Acoustics decreased significantly within the last few decades. This is probably because in the last few decades, especially in the 2000s and the 2010s, we have seen a sharp increase in Electronic and EDM music. Beats per minute (BPM) increased for a long time, reaching their peek in 1980. However, since, BPM have slumped down. As I mentioned before, however, 80s music has seen a recent aesthetic return, and the small increase towards 2010s could be a nudge to that. However, without more recent data, we cannot say for sure.

dB, Energy, Popularity, and Liveness are probably largely caused by the growth of recent technology, including Spotify itself. The increase in decibels is most likely due to the improving quality of recording equipment, like we mentioned before. Liveness is probably due to the fact that more recent recording artists are able to release their live albums (something that was not possible before).

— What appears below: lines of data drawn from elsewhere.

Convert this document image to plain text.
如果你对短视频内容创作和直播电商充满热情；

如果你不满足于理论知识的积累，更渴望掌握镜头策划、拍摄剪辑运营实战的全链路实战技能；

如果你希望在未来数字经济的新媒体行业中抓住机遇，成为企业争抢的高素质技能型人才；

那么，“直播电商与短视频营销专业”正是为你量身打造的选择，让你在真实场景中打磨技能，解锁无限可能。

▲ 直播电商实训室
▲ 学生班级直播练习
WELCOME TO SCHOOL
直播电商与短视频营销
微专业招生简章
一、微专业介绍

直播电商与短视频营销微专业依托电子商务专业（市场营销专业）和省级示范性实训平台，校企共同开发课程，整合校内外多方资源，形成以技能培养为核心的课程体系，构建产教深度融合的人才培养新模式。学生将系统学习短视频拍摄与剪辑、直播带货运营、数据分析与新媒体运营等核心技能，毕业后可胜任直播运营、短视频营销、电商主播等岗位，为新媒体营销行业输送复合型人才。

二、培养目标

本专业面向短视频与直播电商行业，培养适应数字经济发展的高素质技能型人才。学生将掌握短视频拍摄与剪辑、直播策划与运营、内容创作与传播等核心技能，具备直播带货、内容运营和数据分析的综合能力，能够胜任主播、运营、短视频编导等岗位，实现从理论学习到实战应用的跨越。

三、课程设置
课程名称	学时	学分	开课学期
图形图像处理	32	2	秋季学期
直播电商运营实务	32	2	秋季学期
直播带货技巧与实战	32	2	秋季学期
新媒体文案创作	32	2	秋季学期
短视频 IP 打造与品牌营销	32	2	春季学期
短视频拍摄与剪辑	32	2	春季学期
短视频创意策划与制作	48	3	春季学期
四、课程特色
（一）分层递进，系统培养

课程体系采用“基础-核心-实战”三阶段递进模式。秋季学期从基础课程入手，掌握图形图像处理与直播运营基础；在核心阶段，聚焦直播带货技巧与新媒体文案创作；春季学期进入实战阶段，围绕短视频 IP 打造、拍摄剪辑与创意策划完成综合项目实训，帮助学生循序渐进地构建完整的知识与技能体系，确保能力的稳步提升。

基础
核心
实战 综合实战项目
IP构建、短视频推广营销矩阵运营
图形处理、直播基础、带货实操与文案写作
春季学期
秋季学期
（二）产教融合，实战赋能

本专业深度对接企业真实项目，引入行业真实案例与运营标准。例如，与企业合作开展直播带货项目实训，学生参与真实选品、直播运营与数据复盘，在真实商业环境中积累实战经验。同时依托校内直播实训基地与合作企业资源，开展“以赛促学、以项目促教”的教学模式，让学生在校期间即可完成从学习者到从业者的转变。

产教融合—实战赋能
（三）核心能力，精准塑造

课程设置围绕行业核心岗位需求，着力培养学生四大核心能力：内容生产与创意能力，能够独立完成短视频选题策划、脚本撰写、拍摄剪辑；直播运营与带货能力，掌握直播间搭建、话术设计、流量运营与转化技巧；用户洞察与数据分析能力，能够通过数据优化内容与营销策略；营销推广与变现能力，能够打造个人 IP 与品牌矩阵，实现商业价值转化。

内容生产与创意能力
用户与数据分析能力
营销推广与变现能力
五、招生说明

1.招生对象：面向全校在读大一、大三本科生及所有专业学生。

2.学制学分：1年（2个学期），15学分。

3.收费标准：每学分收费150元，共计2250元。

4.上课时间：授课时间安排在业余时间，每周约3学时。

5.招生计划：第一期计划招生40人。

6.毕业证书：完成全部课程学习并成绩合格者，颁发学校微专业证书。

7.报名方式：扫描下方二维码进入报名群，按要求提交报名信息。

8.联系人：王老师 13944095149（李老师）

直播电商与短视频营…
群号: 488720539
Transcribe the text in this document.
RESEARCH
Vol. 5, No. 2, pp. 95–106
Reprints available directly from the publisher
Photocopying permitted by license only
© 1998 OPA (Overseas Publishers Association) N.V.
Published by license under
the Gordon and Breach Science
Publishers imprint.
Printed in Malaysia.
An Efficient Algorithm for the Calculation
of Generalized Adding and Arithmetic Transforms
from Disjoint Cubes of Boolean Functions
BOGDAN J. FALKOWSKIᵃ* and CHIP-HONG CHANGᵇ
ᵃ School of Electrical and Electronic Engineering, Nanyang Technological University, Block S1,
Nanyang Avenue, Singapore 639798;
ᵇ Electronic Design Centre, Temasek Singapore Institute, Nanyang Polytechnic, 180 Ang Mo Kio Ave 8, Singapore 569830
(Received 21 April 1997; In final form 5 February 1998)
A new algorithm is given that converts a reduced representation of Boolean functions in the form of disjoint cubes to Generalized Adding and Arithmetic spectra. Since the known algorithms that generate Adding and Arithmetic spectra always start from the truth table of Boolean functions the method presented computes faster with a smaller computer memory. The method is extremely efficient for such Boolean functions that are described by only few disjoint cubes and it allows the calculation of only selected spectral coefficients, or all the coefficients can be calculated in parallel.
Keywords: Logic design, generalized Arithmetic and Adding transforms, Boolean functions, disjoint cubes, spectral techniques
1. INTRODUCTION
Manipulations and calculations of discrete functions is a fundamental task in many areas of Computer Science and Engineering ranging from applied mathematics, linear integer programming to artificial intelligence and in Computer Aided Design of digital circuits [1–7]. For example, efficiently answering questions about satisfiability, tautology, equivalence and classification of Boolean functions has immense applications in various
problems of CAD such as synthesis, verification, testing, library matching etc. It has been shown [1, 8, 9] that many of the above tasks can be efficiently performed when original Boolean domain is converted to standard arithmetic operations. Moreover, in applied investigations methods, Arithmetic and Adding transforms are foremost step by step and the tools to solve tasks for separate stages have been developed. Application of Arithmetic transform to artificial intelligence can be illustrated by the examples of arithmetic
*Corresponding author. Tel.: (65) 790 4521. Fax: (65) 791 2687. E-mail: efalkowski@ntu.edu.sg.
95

Duration, Speechiness, Valence are probably the three graphs we are most interested in looking further into. Speechiness reflects the amount of words that are in a song. The decreasing speechiness, combined with the increasing danceability, seems to point towards Electronic music. Valence is another interesting graph; it reflects the positive moods of music. Valence did reach its peak in the 1970s and 1980s, which in our subjective experience, sounds correct. Recent popular music, in the 2000s and 2010s, are much more introspective and sadder.

This was an interesting experiment to see how music has changed over the past several decades. Although our initial interpretation of the music industry was clearly proven incorrect, it was interesting to see how and where that interpretation came to be.

In future experiments, we would like to take a further look into Valence and what makes a happy/sad song. Is it possible to detect emotion in a song through these features?